Cours de grec moderne ! To kalokairaki ô ô ô moni sti ghi !
l'image est certes un tantinet ringarde ! mais la chanson grecque est sympa !
Zyrànna Zatéli.
"Chaque fois que je demande à Zyrànna Zatèli ce qu'il faut traduire dans son deuxième recueil de nouvelles, Gracieuse dans ce désert, pour séduire nos éditeurs, elle répond : Commence par «Le vent d'Anatolie». Elle y voit le sommet du livre ; c'est aussi le texte le plus long. Voilà pourquoi sans doute j'ai commencé par «La tête de veau» (cf. MADE IN GREECE). Aujourd'hui, me replongeant dans ce «Vent d'Anatolie» lu à sa parution il y a vingt ans, je me demande comment j'ai pu oublier une splendeur pareille.
Les heureux lecteurs de La fiancée de l'an passé (hélas épuisé) se retrouveront en pays de connaissance. On peut difficilement faire plus zatélien que cette histoire, autrement dit plus magique. Plusieurs passages sont pour moi parmi les plus forts, les plus beaux jamais écrits sur la mort. La narratrice encore enfant, intermédiaire entre les vivants et une malade qui n'est déjà plus des nôtres, n'est-ce pas aussi une figure de l'écrivain, ce passeur entre un autre monde et le nôtre ? J'ai traduit toute la nouvelle en retenant mon souffle, mais les pages du milieu, surtout, m'ont donné le frisson.
Un éditeur francophone daignera-t-il se pencher un jour sur ce joyau ?"
Michel Volkovitch, traducteur pour Quidam éditeur ( poche)

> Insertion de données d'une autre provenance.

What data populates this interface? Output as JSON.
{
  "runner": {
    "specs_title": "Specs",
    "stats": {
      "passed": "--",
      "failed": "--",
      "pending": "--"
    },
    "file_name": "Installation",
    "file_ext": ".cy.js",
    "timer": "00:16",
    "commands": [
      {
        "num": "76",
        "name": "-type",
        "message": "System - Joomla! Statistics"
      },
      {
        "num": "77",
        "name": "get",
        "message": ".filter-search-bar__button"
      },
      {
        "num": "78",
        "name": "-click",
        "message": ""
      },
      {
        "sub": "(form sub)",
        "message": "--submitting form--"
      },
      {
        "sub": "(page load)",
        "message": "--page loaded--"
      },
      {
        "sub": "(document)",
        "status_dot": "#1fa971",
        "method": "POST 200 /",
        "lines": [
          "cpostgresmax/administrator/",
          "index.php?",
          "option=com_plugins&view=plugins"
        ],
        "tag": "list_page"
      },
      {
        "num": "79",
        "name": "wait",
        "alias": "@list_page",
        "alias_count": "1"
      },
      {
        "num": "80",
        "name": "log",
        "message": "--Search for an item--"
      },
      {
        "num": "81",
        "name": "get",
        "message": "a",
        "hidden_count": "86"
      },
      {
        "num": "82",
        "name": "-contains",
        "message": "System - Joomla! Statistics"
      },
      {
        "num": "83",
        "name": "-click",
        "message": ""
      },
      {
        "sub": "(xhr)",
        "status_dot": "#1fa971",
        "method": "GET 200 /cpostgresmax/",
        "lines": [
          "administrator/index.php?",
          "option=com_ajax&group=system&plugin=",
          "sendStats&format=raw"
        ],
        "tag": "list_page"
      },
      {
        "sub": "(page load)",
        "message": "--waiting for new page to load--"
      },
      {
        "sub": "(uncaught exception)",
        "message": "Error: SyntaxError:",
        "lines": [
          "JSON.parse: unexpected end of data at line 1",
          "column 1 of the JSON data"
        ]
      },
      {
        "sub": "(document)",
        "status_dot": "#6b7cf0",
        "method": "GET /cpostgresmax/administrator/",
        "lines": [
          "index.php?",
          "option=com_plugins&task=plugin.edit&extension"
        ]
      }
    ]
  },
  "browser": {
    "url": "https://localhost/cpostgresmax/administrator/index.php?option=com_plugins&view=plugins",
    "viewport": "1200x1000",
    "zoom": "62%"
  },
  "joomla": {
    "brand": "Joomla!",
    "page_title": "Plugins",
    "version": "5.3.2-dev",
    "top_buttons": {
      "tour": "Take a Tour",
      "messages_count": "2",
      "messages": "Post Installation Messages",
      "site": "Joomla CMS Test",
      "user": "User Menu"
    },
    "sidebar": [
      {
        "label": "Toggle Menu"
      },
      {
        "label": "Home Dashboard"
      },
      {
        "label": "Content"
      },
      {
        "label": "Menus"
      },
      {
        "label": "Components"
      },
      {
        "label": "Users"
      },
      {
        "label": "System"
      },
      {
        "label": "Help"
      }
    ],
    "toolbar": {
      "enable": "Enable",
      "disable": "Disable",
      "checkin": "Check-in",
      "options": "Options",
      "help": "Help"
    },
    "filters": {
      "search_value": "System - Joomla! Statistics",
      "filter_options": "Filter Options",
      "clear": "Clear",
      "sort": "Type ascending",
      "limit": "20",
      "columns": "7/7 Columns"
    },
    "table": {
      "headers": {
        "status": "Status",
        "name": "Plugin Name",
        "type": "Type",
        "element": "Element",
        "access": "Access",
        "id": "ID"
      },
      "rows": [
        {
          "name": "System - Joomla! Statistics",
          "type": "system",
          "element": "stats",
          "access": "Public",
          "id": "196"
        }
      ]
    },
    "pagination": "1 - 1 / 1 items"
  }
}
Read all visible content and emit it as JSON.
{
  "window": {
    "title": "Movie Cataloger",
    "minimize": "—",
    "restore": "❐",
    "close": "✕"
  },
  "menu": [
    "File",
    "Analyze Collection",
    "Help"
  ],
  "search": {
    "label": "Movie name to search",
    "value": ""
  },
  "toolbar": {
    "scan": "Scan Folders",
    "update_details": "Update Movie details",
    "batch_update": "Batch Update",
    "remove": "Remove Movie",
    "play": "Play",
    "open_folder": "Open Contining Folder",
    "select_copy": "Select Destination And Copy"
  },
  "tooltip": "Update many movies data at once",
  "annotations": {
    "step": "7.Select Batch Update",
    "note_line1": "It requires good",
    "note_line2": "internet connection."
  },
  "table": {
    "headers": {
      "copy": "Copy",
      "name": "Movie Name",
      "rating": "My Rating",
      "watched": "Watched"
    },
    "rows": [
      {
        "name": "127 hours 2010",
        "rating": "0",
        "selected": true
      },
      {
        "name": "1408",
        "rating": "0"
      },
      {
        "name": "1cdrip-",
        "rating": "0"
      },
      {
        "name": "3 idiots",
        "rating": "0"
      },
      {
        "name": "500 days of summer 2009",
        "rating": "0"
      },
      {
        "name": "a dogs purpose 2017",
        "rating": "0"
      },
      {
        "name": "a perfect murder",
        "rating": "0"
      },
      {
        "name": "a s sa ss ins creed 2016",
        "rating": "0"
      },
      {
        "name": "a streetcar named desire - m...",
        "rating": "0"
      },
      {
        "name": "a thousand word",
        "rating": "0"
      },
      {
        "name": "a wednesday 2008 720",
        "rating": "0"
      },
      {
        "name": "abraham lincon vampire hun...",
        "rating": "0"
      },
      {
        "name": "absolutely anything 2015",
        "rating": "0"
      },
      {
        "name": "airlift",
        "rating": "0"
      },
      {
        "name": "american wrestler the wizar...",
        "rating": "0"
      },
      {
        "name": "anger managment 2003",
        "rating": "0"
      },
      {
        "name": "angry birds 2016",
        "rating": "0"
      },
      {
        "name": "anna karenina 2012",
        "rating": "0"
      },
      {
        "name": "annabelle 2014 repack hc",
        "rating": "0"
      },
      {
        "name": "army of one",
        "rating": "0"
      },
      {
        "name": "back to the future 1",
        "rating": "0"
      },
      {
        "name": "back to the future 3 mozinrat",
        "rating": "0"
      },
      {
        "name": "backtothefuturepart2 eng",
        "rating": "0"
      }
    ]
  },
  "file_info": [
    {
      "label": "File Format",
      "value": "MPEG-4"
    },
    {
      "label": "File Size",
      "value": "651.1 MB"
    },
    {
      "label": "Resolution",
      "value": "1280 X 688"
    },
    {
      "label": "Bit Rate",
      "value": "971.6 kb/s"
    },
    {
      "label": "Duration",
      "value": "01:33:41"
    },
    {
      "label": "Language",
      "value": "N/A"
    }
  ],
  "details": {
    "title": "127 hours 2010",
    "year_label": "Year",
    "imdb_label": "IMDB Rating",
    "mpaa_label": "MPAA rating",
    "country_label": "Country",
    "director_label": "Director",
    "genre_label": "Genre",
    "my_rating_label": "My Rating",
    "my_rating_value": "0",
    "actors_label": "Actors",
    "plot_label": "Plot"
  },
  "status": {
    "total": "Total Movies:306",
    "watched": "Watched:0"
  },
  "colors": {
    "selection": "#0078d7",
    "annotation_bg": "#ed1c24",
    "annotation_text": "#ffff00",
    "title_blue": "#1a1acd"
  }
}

Une étonnante histoire, qui commence par un fantôme, celui d'une jeune fille Moskhoùla, qui signale malgré elle à la narratrice, une enfant tout aussi singulière, "une cour solitaire, où les narcisses mauves et les coquelicots ne laissaient q'un étroit passage vers une maison"... celle de la Vieille Anatolie. C'est alors qu'elle la découvre enveloppée d'un "brouillard en poussière d'or, de particules microscopiques dorées, suspendues, immobiles". Elle est fascinée par son visage, sans expression, "à cela près que ses yeux, étaient troublants : enfoncés, fendus, très humides, parfaitement sombres, ils luisaient comme un marécage, comme une boue d'un vert noir sous les rayons du soleil ou de la lune, Parler d'yeux de singe, de loup, de brebis égorgée, tout cela ensemble, n'est sans doute pas exact..."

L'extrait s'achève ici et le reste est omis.